Vulnerability in ProFTP 1.3.3d (PCI Compliance)

[JohnToTheK]

We are currently using Plesk Panel 10.0.0 on CentOS 4.9. I realize our server is well out of date, but due to extraneous circumstances, we haven't been able to update it.

While that is the case, we are still held to PCI compliance standards. One of their scans flagged our server with this:

possible vulnerability in ProFTP 1.3.3d

Risk: High (3)
Port: 20/tcp
Protocol: tcp
Threat ID: ftp_proftp

Details: Response Pool Use-After-Free Vulnerability

11/17/11
CVE 2011-4130
ProFTPD before 1.3.3g is prone to a vulnerability,
which can be exploited by malicious users to compromise a vulnerable system.
The vulnerability is caused due to a use-after-free error when handling response pool allocation lists and can be exploited to corrupt memory.
Successful exploitation may allow execution of arbitrary code.

Information From Target:
Service: ftp
Received: 220 ProFTPD 1.3.3d Server (ProFTPD)

My question is this: is it possible to upgrade ProFTPD to at least 1.3.3g on our server?

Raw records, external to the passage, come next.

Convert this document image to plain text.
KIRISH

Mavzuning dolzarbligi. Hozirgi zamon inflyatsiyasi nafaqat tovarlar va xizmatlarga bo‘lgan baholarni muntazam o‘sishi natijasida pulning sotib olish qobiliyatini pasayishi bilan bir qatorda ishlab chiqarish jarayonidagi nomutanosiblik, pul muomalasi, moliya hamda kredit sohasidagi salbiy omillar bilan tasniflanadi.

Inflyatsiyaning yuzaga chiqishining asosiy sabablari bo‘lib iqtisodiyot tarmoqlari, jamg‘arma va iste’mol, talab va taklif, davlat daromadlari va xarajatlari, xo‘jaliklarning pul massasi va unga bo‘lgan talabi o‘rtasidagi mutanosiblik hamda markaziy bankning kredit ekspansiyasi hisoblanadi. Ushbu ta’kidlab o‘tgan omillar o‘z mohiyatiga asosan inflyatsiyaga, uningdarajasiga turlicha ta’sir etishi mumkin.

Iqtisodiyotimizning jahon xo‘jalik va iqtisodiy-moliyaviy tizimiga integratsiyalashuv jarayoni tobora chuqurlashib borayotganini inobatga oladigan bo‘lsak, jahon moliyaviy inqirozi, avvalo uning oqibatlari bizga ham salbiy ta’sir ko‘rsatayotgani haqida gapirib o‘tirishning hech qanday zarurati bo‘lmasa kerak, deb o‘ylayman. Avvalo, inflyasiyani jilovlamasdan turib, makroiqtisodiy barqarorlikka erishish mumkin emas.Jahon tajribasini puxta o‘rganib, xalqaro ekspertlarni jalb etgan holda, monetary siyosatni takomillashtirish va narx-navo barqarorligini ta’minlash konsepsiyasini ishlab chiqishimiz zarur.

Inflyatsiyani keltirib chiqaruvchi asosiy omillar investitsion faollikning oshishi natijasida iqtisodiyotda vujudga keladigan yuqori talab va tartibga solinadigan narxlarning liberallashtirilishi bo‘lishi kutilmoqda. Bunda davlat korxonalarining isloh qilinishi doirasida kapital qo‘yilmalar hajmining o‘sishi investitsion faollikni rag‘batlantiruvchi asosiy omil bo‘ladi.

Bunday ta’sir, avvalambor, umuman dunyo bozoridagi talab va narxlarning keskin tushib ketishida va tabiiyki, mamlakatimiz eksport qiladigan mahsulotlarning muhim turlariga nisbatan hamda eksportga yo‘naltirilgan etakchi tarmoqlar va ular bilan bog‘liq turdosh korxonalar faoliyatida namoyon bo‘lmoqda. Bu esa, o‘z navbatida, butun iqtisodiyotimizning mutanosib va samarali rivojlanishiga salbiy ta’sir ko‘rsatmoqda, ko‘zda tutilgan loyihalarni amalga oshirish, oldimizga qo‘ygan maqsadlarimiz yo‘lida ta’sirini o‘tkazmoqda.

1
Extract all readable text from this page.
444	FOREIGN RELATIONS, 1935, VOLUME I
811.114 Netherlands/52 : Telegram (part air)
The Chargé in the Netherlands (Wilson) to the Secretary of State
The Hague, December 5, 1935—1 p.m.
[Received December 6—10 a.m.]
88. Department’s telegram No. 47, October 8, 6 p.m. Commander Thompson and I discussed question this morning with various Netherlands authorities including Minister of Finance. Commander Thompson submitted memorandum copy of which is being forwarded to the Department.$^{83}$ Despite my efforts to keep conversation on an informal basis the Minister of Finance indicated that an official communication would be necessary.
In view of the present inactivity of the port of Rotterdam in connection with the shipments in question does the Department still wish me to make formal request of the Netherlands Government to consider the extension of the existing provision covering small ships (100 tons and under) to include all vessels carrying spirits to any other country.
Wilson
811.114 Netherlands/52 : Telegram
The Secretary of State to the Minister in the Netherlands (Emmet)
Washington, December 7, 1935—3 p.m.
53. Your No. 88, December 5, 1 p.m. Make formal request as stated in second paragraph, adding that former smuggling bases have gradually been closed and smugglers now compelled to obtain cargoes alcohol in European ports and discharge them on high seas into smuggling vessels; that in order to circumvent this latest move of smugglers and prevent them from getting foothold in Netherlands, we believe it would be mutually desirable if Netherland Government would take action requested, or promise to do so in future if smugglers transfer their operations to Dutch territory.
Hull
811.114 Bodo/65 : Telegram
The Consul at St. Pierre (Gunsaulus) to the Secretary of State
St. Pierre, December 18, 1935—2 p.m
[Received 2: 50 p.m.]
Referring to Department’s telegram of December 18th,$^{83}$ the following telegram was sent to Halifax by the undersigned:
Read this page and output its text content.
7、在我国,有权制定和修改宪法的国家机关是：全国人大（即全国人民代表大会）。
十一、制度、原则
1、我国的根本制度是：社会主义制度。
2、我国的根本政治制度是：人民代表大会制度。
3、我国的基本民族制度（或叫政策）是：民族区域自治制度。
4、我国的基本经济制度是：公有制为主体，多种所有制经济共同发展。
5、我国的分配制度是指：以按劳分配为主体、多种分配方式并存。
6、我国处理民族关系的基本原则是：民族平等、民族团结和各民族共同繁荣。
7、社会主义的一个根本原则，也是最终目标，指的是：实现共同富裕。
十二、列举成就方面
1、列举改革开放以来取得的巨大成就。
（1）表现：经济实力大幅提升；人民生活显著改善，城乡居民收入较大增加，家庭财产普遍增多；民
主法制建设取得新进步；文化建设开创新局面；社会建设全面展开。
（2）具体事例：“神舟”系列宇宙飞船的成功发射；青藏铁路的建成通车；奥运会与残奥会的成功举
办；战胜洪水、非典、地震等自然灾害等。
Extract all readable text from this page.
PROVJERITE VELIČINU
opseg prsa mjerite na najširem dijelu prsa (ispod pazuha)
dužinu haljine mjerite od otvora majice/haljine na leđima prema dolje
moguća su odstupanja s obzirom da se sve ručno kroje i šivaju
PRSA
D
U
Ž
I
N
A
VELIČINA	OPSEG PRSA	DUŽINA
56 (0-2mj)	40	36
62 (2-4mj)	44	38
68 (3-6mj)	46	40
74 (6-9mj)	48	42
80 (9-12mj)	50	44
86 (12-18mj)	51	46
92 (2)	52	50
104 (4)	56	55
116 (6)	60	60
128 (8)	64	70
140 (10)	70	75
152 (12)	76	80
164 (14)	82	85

We can't use the yum command anymore, since they've turned off the repositories for our outdated server. What are our options here? Thanks so much for any advice!

 

[Blake@Parallels]

Hi John,

We addressed this in a November 2011 update: http://download1.parallels.com/Plesk/PP10/parallels-plesk-panel-10-linux-updates-release-notes.html

I recommend to make sure your Plesk software is up to date. The latest release in the 10.x series is 10.4 MU43, while the latest release overall is 11.0 MU14.

 

[JohnToTheK]

Blake, thanks so much for the reply.

Since we are currently running CentOS 4.9, we were told that we can't update past Plesk 10.0.0, where we are now. So I have been operating under the assumption that unless we change our server, we can't update Plesk anymore.

Is that true?

If that is true, is there any other option for upgrading ProFTP, outside of upgrading Plesk?

 

[Blake@Parallels]

CentOS 4 is actually supported up to Plesk 10.2. You could update to this version and apply all MicroUpdates to get the ProFTPd fixed version. http://download1.parallels.com/Ples...nel-10-linux-updates-release-notes.html#10212

That said, given that CentOS 4 has been EOL'ed by its vendor, I think it would be in your best interests (in terms of both PCI and security overall) to get a new server with CentOS 5 or CentOS 6 with Plesk 11.x and migrate your Plesk instance to this new server at your earliest convenience.

 

[JohnToTheK]

Excellent, great information. I really appreciate your prompt and helpful comments! Cheers!